Dataset | Majority Class | Minority Class |

Pima | 500 | 268 |

Phoneme | 3818 | 1586 |

Adult | 37155 | 11687 |

E-state | 46869 | 6351 |

Satimage | 5809 | 626 |

Forest Cover | 35754 | 2747 |

Oil | 896 | 41 |

Mammography | 10923 | 260 |

Can | 435512 | 8360 |

Figures 9 through 23 show the experimental ROC curves obtained for the nine datasets with the three classifiers. The ROC curve for plain under-sampling of the majority class [19,18,17,1] is compared with our approach of combining synthetic minority class over-sampling (SMOTE) with majority class under-sampling. The plain under-sampling curve is labeled ``Under'', and the SMOTE and under-sampling combination ROC curve is labeled ``SMOTE''. Depending on the size and relative imbalance of the dataset, one to five SMOTE and under-sampling curves are created. We only show the best results from SMOTE combined with under-sampling and the plain under-sampling curve in the graphs. The SMOTE ROC curve from C4.5 is also compared with the ROC curve obtained from varying the priors of minority class using a Naive Bayes classifier -- labeled as ``Naive Bayes''. ``SMOTE'', ``Under'', and ``Loss Ratio'' ROC curves, generated using Ripper are also compared. For a given family of ROC curves, an ROC convex hull [1] is generated. The ROC convex hull is generated using the Graham's algorithm [35]. For reference, we show the ROC curve that would be obtained using minority over-sampling by replication in Figure 19.

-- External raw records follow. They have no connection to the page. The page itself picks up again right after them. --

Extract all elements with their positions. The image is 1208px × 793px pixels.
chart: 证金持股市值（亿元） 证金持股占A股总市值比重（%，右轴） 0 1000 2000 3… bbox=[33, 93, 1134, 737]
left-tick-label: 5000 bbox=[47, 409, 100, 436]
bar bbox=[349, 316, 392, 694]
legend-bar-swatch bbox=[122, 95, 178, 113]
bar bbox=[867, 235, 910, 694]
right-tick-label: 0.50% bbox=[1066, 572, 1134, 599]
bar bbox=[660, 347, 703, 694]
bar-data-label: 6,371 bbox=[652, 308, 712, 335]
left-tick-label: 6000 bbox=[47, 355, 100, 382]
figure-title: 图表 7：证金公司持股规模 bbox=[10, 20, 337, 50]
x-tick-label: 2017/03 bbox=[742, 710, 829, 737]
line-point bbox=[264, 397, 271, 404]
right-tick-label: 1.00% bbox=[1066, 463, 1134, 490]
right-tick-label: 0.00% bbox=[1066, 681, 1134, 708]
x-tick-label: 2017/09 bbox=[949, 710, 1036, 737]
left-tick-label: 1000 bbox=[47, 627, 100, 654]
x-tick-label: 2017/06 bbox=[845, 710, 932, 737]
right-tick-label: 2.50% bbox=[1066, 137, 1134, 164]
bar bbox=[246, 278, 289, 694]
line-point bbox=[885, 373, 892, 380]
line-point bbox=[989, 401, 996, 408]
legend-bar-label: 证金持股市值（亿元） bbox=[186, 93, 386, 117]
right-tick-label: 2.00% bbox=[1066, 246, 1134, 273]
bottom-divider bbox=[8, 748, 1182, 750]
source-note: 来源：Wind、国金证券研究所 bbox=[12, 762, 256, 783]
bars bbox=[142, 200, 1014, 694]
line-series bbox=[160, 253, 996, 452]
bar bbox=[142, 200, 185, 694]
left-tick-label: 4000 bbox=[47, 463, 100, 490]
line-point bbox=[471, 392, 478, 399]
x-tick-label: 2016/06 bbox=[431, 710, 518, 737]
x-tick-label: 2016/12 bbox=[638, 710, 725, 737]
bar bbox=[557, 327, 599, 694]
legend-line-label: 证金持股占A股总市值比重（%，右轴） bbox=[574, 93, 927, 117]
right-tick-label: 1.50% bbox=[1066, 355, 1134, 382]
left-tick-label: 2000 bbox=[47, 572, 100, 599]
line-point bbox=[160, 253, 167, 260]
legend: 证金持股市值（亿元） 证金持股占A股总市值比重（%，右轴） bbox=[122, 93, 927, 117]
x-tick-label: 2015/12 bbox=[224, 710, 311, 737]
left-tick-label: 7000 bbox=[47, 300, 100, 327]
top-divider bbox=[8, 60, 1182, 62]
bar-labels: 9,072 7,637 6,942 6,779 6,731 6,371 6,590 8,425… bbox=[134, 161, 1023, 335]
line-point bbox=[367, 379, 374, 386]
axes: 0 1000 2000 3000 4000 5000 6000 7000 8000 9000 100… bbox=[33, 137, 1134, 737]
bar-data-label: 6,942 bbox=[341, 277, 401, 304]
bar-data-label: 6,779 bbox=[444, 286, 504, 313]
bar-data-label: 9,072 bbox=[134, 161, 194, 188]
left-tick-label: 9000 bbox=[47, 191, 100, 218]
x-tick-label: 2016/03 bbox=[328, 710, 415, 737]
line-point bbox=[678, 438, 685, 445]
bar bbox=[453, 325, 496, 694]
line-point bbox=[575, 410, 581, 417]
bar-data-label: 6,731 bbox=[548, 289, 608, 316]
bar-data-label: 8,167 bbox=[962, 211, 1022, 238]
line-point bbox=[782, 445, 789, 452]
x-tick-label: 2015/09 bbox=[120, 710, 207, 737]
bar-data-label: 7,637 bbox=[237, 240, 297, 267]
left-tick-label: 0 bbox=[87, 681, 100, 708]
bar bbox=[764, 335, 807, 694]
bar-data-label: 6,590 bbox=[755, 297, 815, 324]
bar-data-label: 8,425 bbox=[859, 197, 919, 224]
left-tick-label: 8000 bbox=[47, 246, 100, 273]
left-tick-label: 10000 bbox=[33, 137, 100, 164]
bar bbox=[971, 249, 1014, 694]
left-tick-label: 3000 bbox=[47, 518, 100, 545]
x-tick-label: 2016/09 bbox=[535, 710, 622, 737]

Each point on the ROC curve is the result of either a classifier (C4.5 or Ripper) learned for a particular combination of under-sampling and SMOTE, a classifier (C4.5 or Ripper) learned with plain under-sampling, or a classifier (Ripper) learned using some loss ratio or a classifier (Naive Bayes) learned for a different prior for the minority class. Each point represents the average (%TP and %FP) 10-fold cross-validation result. The lower leftmost point for a given ROC curve is from the raw dataset, without any majority class under-sampling or minority class over-sampling. The minority class was over-sampled at 50%, 100%, 200%, 300%, 400%, 500%. The majority class was under-sampled at 10%, 15%, 25%, 50%, 75%, 100%, 125%, 150%, 175%, 200%, 300%, 400%, 500%, 600%, 700%, 800%, 1000%, and 2000%. The amount of majority class under-sampling and minority class over-sampling depended on the dataset size and class proportions. For instance, consider the ROC curves in Figure 17 for the mammography dataset. There are three curves -- one for plain majority class under-sampling in which the range of under-sampling is varied between 5% and 2000% at different intervals, one for a combination of SMOTE and majority class under-sampling, and one for Naive Bayes -- and one ROC convex hull curve. The ROC curve shown in Figure 17 is for the minority class over-sampled at 400%. Each point on the SMOTE ROC curves represents a combination of (synthetic) over-sampling and under-sampling, the amount of under-sampling follows the same range as for plain under-sampling. For a better understanding of the ROC graphs, we have shown different sets of ROC curves for one of our datasets in Appendix A.

For the Can dataset, we had to SMOTE to a lesser degree than for the other datasets due to the structural nature of the dataset. For the Can dataset there is a structural neighborhood already established in the mesh geometry, so SMOTE can lead to creating neighbors which are under the surface (and hence not interesting), since we are looking at the feature space of physics variables and not the structural information.

The ROC curves show a trend that as we increase the amount of under-sampling coupled with over-sampling, our minority classification accuracy increases, of course at the expense of more majority class errors. For almost all the ROC curves, the SMOTE approach dominates. Adhering to the definition of ROC convex hull, most of the potentially optimal classifiers are the ones generated with SMOTE.